Religion is bad. By definition, religion is a kind of bondage, which means there’s no such thing as good religion. But what about James who said this:
Pure religion and undefiled before God and the Father is this, To visit the fatherless and widows in their affliction, and to keep himself unspotted from the world. (Jas 1:27, KJV)
There are two ways to read James’s words:
1. Religion is good
Forget grace, forget the cross, forget the blood of Jesus – what really impresses the Lord is visiting the fatherless and widows. And if you really want to impress him, keep yourself unblemished from the world. Don’t drink, don’t overeat, don’t hang out with sinners. In short, don’t do half the things that Jesus did.
As the fatherless son of a widow, I have no problem with James’ exhortation to help out the fatherless and the widow. And in the old covenant, this was something that earned you points with God (Deu 24:19-21). James is Jewish so he understands this, and he’s writing to Jewish people who are familiar with the law of Moses.
But is James preaching law? Is he selling the free favor of God?
Not a chance! James has just told us about a God “who gives generously” (v.5), who provides us with “every good and perfect gift” (v.17), including the living Word of his Son (v.20-22).
James draws a big fat line between the law of Moses that binds and the perfect law of liberty that makes us free (v.25).
Paul preached to Gentiles; James preached to Jews. Paul preached to people who never had the law; James preached to those who took pride in keeping it. This is why he says:
If anyone among you thinks he is religious… (Jas 1:26)
In other words, “Religion counts for nothing, however, if you insist on thinking of yourself as religious, perhaps because you’ve been raised on a diet of law, then here’s how to be religious.”
2. Nope, religion is bad, but if you must play that game here are the rules
And what form does James’ religion take? Do we get the Ten Commandments? Nope. Do we get all 613 ceremonial observances?

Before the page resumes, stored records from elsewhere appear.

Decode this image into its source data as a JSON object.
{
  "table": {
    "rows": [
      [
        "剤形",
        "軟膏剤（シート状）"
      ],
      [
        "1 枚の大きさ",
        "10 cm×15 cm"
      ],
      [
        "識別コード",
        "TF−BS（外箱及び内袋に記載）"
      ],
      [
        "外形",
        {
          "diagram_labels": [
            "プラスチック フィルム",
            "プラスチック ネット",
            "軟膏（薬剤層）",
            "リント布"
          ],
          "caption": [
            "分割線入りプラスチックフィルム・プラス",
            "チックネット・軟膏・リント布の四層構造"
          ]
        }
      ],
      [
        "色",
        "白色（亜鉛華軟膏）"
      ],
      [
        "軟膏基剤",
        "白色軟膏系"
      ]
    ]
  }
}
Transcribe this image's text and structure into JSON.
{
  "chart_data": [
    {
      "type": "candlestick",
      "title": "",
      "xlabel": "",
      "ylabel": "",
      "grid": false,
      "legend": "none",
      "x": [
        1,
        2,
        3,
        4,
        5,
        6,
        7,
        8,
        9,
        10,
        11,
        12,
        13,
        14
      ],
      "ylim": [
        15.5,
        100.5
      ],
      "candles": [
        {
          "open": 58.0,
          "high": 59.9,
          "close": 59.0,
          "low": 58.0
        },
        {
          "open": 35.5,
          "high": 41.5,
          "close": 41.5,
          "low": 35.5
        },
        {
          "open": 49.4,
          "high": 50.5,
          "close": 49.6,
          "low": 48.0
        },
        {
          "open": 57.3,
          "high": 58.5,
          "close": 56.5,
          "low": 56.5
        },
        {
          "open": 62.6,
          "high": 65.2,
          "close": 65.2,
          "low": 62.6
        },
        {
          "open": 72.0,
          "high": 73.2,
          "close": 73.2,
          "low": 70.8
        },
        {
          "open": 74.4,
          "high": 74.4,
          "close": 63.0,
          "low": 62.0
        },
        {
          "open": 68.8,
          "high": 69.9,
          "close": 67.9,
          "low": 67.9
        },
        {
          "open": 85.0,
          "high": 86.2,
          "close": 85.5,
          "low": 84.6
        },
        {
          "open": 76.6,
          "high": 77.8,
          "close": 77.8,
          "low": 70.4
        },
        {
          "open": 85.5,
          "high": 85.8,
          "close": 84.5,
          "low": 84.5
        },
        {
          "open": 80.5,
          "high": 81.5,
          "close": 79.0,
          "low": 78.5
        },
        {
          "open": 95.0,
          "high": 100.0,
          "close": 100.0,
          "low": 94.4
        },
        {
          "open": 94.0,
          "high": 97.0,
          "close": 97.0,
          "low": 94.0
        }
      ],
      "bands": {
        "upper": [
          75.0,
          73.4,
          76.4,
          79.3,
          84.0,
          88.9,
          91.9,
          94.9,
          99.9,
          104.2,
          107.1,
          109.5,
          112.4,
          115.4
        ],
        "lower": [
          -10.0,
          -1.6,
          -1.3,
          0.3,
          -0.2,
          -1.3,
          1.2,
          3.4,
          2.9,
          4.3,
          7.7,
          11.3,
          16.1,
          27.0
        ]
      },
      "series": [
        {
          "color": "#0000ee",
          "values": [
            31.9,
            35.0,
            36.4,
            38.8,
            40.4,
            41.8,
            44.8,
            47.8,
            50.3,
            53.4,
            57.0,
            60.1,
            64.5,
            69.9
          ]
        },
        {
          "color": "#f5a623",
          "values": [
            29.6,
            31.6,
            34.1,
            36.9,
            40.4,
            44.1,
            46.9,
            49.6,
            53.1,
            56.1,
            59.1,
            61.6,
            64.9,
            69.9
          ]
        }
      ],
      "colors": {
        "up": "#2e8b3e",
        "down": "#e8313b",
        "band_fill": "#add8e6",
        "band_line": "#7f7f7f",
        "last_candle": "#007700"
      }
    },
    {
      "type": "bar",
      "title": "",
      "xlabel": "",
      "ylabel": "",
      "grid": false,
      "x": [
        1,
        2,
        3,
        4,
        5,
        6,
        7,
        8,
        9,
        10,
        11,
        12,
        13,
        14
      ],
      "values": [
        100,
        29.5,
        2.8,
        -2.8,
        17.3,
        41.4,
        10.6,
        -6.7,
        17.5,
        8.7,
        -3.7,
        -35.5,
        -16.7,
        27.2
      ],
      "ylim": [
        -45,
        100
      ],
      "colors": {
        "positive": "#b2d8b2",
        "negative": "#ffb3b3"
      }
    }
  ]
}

No. All we get are two instructions.
First, take care of the fatherless and widows, not because this supersedes the work of Jesus, but because they are dying. Jerusalem was in a famine (Acts 11:28). You’ve probably never experienced a famine, but in those days a famine meant there was no food, which meant you were going to die slowly and painfully. And the first to die would be those without breadwinners, namely, the fatherless and the widows.
Paul travelled the world raising money to feed the starving saints in Jerusalem (Rom 15:25-26), yet no one calls him religious. Nor is James being religious here. He is simply dealing with the number one need of his church. “You guys who pride yourself on being religious, help the starving poor!” Amen.
Second, keep yourself unspotted from the world, not in a Pharisaical sense of withdrawing into religious cliques, but in a Christlike sense of being in the world but not of it. James is saying the same thing Jesus said in Matthew 16:26 (“What good will it be for a man if he gains the whole world, yet forfeits his soul”), and Paul said in 2 Corinthians 6:14-17 (“Do not be yoked together with unbelievers… come out and be separate….”).
It is the way of the world to advance yourself through self-improvement. You may call it religion or careerism or whatever label you like, but it’s all a flesh-trip. “Don’t buy into anything that promotes self-trust,” says James. “Don’t cheat on Jesus by embracing worldly religion.”
You adulterous people, don’t you know that friendship with the world means enmity against God? Therefore, anyone who chooses to be a friend of the world becomes an enemy of God. (James 4:4)
I’d rather be a friend of God and an enemy of religion, wouldn’t you?
Religion enslaves, but Jesus died to set you free from religious bonds. So be free and use your freedom to serve others in love – especially the fatherless and the widow or whoever you know who is going through tough times.